Its Hong Kong counterpart, the Hong Kong Observatory, plays a different role where it also issues warnings for weather-related hazards on top of monitoring weather; and also has a three-colour alert system (amber, red, black) for heavy rain along with guides on required public action and also issues special announcements on expected floods in a low-lying flood-prone area in Hong Kong.

In Malaysia, the government body tasked with providing early warnings of possible floods is actually the National Flood Forecasting and Warning Centre (PRABN) under the Department of Irrigation and Drainage (DID).
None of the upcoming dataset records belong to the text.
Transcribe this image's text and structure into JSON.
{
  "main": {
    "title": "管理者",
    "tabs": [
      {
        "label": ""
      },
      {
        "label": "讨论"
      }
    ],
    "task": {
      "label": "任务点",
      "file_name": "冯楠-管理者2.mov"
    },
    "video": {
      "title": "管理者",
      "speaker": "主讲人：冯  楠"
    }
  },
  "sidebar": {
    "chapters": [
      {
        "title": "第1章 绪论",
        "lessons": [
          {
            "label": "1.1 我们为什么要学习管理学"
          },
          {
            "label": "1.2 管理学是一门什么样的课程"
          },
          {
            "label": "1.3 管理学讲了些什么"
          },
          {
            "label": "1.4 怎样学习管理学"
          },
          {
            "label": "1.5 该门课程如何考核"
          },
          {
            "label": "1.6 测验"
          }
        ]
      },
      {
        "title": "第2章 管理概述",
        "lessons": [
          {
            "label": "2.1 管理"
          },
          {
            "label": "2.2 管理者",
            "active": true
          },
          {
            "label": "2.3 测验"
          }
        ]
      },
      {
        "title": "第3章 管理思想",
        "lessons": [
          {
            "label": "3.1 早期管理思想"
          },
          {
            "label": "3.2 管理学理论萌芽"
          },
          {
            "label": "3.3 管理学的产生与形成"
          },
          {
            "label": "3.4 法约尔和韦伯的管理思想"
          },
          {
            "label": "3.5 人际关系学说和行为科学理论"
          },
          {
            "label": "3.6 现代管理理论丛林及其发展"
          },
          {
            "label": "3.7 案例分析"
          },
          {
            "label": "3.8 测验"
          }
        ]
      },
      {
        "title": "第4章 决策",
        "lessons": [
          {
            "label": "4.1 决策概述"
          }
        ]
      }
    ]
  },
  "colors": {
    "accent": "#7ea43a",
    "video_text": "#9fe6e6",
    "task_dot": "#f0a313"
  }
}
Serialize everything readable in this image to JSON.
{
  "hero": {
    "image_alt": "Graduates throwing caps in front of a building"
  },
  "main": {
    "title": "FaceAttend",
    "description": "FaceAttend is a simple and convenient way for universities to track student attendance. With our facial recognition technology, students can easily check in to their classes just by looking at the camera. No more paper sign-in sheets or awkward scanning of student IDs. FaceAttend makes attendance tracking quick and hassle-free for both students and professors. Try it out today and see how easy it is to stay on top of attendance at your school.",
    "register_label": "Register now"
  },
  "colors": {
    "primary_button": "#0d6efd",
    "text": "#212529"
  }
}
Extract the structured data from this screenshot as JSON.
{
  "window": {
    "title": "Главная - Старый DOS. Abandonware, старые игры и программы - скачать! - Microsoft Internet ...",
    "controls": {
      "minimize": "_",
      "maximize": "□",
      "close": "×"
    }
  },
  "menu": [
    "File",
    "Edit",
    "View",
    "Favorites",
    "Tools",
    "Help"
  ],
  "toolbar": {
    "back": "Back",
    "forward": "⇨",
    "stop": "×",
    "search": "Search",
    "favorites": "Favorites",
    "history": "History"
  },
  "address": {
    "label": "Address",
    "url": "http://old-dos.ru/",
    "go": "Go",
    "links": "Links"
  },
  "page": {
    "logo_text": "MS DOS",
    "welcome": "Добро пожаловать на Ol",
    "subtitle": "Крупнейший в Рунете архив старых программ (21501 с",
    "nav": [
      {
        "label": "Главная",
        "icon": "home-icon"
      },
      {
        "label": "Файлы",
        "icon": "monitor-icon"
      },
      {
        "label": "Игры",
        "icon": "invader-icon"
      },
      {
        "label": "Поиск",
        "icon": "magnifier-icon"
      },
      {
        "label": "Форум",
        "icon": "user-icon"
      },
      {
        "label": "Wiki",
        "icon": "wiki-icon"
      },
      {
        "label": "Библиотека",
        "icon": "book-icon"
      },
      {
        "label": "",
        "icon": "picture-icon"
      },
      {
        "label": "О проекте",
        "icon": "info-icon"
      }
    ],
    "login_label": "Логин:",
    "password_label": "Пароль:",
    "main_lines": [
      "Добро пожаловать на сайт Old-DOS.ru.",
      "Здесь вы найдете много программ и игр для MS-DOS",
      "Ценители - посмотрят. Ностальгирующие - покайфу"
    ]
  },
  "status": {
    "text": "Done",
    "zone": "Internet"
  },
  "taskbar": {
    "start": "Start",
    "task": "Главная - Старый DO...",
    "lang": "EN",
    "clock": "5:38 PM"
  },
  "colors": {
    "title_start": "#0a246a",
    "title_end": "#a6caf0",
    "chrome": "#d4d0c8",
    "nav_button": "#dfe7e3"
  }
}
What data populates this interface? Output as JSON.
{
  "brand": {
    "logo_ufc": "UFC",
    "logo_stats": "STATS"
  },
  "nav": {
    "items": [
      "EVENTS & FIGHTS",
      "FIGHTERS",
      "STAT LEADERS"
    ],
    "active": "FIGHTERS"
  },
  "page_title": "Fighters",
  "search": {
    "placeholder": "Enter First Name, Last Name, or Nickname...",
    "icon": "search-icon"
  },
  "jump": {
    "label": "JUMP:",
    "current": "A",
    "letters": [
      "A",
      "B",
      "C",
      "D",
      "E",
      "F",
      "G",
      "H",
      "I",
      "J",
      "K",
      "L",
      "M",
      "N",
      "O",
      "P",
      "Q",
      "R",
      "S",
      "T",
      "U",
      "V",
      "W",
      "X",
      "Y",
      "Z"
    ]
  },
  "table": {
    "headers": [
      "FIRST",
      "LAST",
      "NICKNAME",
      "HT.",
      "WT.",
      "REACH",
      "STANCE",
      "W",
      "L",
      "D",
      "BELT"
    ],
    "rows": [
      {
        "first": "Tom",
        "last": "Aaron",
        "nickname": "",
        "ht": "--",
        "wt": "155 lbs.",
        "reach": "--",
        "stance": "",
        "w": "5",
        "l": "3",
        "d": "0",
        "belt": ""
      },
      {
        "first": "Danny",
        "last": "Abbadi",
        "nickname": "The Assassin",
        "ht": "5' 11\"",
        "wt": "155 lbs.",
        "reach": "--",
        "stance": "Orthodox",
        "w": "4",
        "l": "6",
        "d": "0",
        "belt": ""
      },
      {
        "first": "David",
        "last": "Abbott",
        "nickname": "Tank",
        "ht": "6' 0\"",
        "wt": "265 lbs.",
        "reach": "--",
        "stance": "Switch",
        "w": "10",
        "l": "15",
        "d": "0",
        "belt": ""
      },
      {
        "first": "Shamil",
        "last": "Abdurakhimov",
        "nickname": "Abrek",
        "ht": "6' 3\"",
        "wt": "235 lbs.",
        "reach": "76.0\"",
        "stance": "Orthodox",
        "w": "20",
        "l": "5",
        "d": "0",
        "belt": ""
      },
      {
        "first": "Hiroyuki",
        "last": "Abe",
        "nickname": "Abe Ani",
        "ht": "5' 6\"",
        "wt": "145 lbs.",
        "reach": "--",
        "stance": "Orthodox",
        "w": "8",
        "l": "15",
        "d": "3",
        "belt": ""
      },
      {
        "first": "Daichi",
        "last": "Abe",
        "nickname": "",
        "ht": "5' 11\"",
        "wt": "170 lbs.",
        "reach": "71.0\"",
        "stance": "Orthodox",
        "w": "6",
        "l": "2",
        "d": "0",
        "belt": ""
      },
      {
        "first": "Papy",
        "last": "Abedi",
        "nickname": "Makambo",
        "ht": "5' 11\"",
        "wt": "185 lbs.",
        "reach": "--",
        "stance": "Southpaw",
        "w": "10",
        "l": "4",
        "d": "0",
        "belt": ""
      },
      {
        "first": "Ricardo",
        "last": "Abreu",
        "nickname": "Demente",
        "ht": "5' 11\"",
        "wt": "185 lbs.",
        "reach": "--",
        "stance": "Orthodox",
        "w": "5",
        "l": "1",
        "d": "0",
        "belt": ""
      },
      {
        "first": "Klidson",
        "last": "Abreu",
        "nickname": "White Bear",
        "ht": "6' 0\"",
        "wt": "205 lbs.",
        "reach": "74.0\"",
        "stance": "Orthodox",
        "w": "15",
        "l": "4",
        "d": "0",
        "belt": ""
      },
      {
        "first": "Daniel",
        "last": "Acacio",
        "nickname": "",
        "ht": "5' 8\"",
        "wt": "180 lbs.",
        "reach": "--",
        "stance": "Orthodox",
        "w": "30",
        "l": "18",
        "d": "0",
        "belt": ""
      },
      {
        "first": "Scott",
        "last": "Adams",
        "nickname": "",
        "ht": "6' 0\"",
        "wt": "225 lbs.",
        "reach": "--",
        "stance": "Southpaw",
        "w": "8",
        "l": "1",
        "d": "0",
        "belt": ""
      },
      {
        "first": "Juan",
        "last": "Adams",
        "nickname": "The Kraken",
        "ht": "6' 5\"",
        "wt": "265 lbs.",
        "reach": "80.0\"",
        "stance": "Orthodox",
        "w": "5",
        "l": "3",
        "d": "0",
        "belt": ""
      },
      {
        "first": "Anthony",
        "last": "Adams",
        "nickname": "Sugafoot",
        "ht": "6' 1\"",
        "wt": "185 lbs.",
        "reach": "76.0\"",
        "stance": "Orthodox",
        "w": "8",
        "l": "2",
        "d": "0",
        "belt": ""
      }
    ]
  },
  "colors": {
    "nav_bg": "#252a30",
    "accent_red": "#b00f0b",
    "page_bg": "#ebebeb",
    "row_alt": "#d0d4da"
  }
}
Efforts to improve the advance forecast of monsoon floods (such as giving out warning of monsoon floods two days ahead instead of six hours earlier) are being implemented in stages, according to information provided online by PRABN.

The DID maintains the publicinfobanjir.water.gov.my website, which displays the latest water levels at rivers in various states throughout Malaysia, with colour-coded alerts ranging from colours such as green (normal), yellow (water level exceeding the river’s alert levels), amber (exceeding warning levels), and red (exceeding danger levels). Such alerts on the website do not come with instructions on what the public is required to do, such as at which stage they are required to evacuate.

Those who visit the Public Info Banjir’s Facebook page (PublicInfoBanjir) and Twitter account (@JPS_InfoBanjir) will however be able to view the latest notices by PRABN on predicted floods in specific districts in a state and the date and time when such floods are forecasted to happen, with such forecasts also being based on the Malaysian Meteorological Department’s weather forecasts.

The flood forecast notices by PRABN do not come with instructions on whether the public needs to prepare for evacuation, but urged all disaster management agencies and residents in areas expected to be flooded to be alert and to follow the authorities’ instructions.

For those who need some tips, the DID website has a detailed guideline or checklist of what Malaysians should do before, during and after flooding.

In Japan, a five-level alert system with different colours — introduced after the country’s 2018 floods which claimed more than 200 lives — informs the public on what to do, with a Level 1 alert being an early advisory to stay alert, Level 2 being a heavy rain and flood advisory and with the public required to check how to evacuate using a hazard map.

A Level 3 alert would be typically when there is a flood alert and heavy rain warning and with those who need more time to evacuate — such as the elderly and disabled — needing to start evacuating, while Level 4 — typically when there is flood danger or landslide alert — is when everyone is required to evacuate and Level 5 is when everyone has to take the “best action” to protect their lives such as moving to a safer upper room as a disaster has already happened and it may be dangerous to move outdoors to an emergency evacuation site.